I just meant the default state will be cutting off the Inspected column (image 1 in my comment above yours) Its not really a big deal, I just thought when the Diff Window first appears it should show all the columns in full

You're not setting a size for the dialog, so it uses the default, which is pretty small. You may want to add a resize(600, 400); or similar after setLayout().

[AdmiralCurtiss]

Please also squish the comments once you think you're done with changes.

[dreamsyntax]

Note:
Lint wants QDialog as the first include for the .h for some reason

Here's the commit for the recent changes for easy viewing.
0d65af3

Let me know if the includes split is not how you wanted it.

[AdmiralCurtiss]

Note: Lint wants QDialog as the first include for the .h for some reason

Because there's no empty lines between. It will sort the files alphabetically, but not across empty lines.

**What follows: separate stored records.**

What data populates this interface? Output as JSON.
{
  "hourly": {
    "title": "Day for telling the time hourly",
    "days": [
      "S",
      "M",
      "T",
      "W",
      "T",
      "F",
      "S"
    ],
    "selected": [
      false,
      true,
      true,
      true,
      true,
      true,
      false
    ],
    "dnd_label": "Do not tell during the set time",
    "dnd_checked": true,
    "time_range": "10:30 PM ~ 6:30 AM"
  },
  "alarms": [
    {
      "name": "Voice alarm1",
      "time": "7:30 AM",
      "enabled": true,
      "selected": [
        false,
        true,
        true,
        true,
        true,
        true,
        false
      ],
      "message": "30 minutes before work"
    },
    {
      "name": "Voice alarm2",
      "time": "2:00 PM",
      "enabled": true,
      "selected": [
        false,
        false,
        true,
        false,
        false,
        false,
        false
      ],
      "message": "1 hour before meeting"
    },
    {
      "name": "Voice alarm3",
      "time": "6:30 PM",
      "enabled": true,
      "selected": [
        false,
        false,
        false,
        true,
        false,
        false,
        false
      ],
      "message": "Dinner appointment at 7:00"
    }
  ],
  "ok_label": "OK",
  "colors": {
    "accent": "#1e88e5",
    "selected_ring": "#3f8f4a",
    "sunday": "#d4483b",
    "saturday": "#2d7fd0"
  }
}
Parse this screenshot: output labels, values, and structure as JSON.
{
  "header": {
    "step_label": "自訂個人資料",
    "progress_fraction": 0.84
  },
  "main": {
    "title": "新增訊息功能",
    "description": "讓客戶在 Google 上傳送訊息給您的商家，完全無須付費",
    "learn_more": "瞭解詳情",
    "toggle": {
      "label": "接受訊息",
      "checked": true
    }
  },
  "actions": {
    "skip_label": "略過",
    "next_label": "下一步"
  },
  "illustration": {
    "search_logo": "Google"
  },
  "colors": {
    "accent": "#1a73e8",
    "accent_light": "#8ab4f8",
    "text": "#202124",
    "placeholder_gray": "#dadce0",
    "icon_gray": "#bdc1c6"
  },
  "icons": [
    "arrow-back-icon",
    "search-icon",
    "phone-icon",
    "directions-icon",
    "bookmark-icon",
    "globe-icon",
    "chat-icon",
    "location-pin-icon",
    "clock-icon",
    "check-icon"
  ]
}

Looks fine to me now otherwise, and even that is kinda whatever.

[dreamsyntax]

Rebased on master. Repushed (mainly because the pipeline was not showing up for some reason)
Here's the final version screenshots

[sepalani]

LGTM.

I played with it, checked the total hits/hits columns make sense. I didn't experience issues with it while including and excluding entries and got the results I expected.

[JosJuice]

Sorry for catching this late, but when trying to translate Dolphin's strings I came across this sentence that was added by this PR:

"Includes (Code has been executed) should have short recordings focusing on what you want."

What does this mean? I can't make sense of the sentence structure.

[TryTwo]

The "Code has been executed" button should be used on the shortest possible interval, to avoid catching irrelevant functions.

i.e. Record -> trigger action quickly -> press code has been executed quickly.

"Code has not been executed" should follow the opposite rule, being used over long intervals where the desired action wasn't triggered, to catch and eliminate everything you don't want.

[JosJuice]

Okay, so "include" is a noun, and "Code has been executed" is a clarification of what "include" refers to?

[TryTwo]

"Includes" is a noun that refers to items for/on the include list (list of possible functions you are looking for), which is updated with the "code has been executed button". So yeah, a clarification. I think the line could be rewritten a bit to be more clear maybe.